睡眠時無呼吸症候群とは

睡眠時無呼吸症候群のイメージ

睡眠中に呼吸が一時的に停止したり、低呼吸になってしまう疾患です。
睡眠中のことなので、なかなか気づかないことも多いのですが、ご家族などから「いびきがうるさい」と指摘された方、日中の眠気がある方、朝起きると体がだるい方は睡眠時無呼吸症候群の可能性があります。
きちんと治療しないと交通事故を引き起こしたり、高血圧や糖尿病、心臓疾患、脳卒中などを招く確率が大幅に上昇しますので、まずは医療機関を受診し、必要な検査を受けてみると良いでしょう。

主な検査

睡眠中のいびきなど、睡眠時無呼吸症候群の症状に心当たりのある患者さまには簡易検査をお勧めしております。
専用の医療機器をお貸しするので、ご自宅で使用して検査を行ってください。
口と鼻に呼吸センサーを、指に血中酸素濃度を調べるセンサーを取り付けて一晩就寝していただき、時間当たりに10秒以上の無呼吸・低呼吸が何回生じるか、また同時に血中酸素濃度の低下が起こっているかどうかを調べます。
後日、来院した際にこの検査機器を受け取り、当クリニックで解析いたします。

主な治療法

睡眠時無呼吸症候群を招いている原因、また患者さま個々の状態に応じて、CPAP療法やマウスピースの装着などの治療法を選択します。
このうちCPAP療法は、中等度の患者さまに対して行います。
鼻に装着したマスクから圧力を加えた空気を送り込むことによって、ある一定の圧力を気道にかけ、気道の閉塞を取り除くことが出来ます。
睡眠時無呼吸症候群を放置していると死亡率が高くなると言われていますが、CPAP療法をきちんと続けて治療すれば、健常人とほとんど生存率は変わらないと考えられています。
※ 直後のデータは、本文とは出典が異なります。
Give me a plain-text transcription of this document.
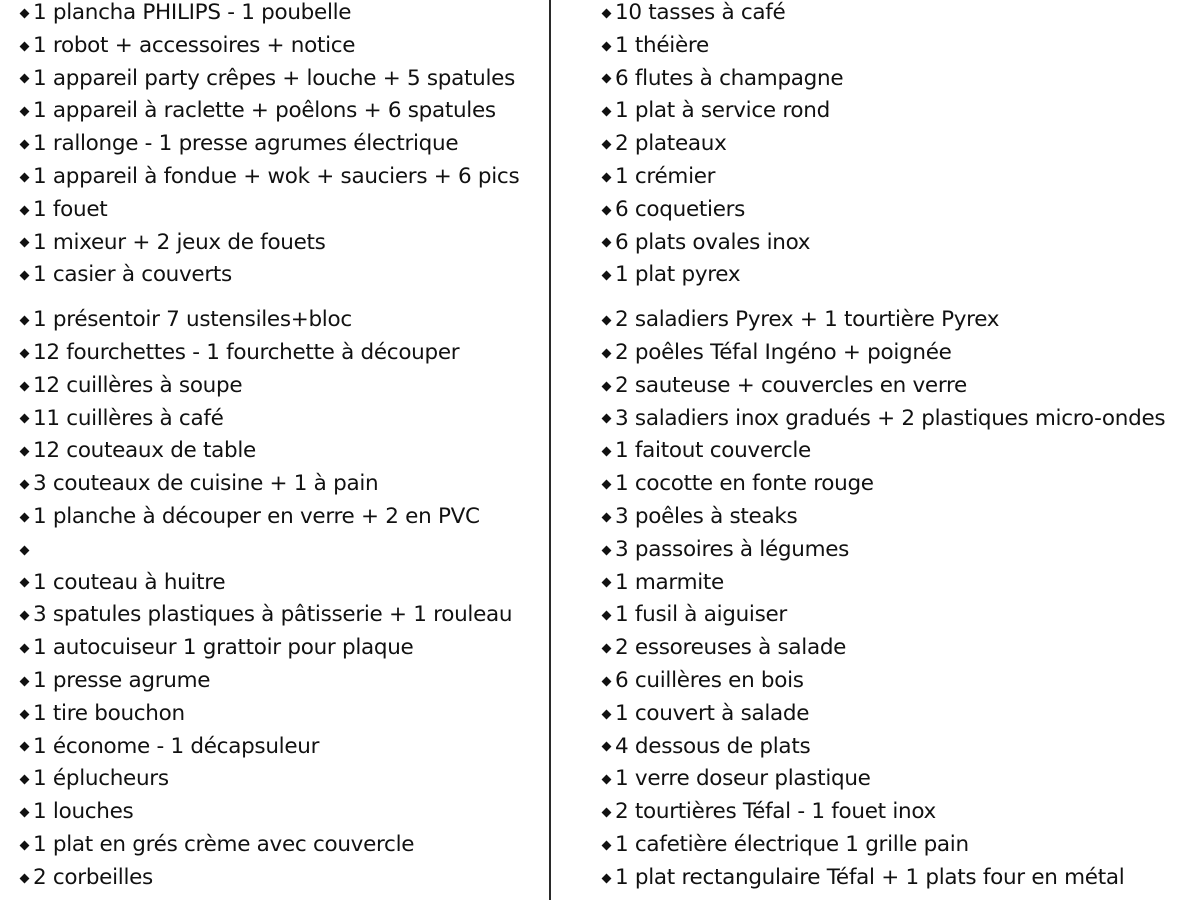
1 plancha PHILIPS - 1 poubelle
1 robot + accessoires + notice
1 appareil party crêpes + louche + 5 spatules
1 appareil à raclette + poêlons + 6 spatules
1 rallonge - 1 presse agrumes électrique
1 appareil à fondue + wok + sauciers + 6 pics
1 fouet
1 mixeur + 2 jeux de fouets
1 casier à couverts
1 présentoir 7 ustensiles+bloc
12 fourchettes - 1 fourchette à découper
12 cuillères à soupe
11 cuillères à café
12 couteaux de table
3 couteaux de cuisine + 1 à pain
1 planche à découper en verre + 2 en PVC
1 couteau à huitre
3 spatules plastiques à pâtisserie + 1 rouleau
1 autocuiseur 1 grattoir pour plaque
1 presse agrume
1 tire bouchon
1 économe - 1 décapsuleur
1 éplucheurs
1 louches
1 plat en grés crème avec couvercle
2 corbeilles
10 tasses à café
1 théière
6 flutes à champagne
1 plat à service rond
2 plateaux
1 crémier
6 coquetiers
6 plats ovales inox
1 plat pyrex
2 saladiers Pyrex + 1 tourtière Pyrex
2 poêles Téfal Ingéno + poignée
2 sauteuse + couvercles en verre
3 saladiers inox gradués + 2 plastiques micro-ondes
1 faitout couvercle
1 cocotte en fonte rouge
3 poêles à steaks
3 passoires à légumes
1 marmite
1 fusil à aiguiser
2 essoreuses à salade
6 cuillères en bois
1 couvert à salade
4 dessous de plats
1 verre doseur plastique
2 tourtières Téfal - 1 fouet inox
1 cafetière électrique 1 grille pain
1 plat rectangulaire Téfal + 1 plats four en métal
マウスピースは、主に軽症の患者さまが適応になります。
気道を広く確保するために下顎を上顎よりも前に出るように固定します。
専用のマウスピースですので、作製する際には当クリニックと提携する歯科医院をご紹介いたします。

なお、睡眠時無呼吸症候群を予防するには、生活習慣を見直すことも大切です。
肥満の方は、減量のために適度な運動を心がけ、食事も腹八分目にしましょう。
お酒を飲みすぎる方は、アルコールによって気道の閉塞をさらに悪化させる可能性がありますので、ほどほどにしましょう。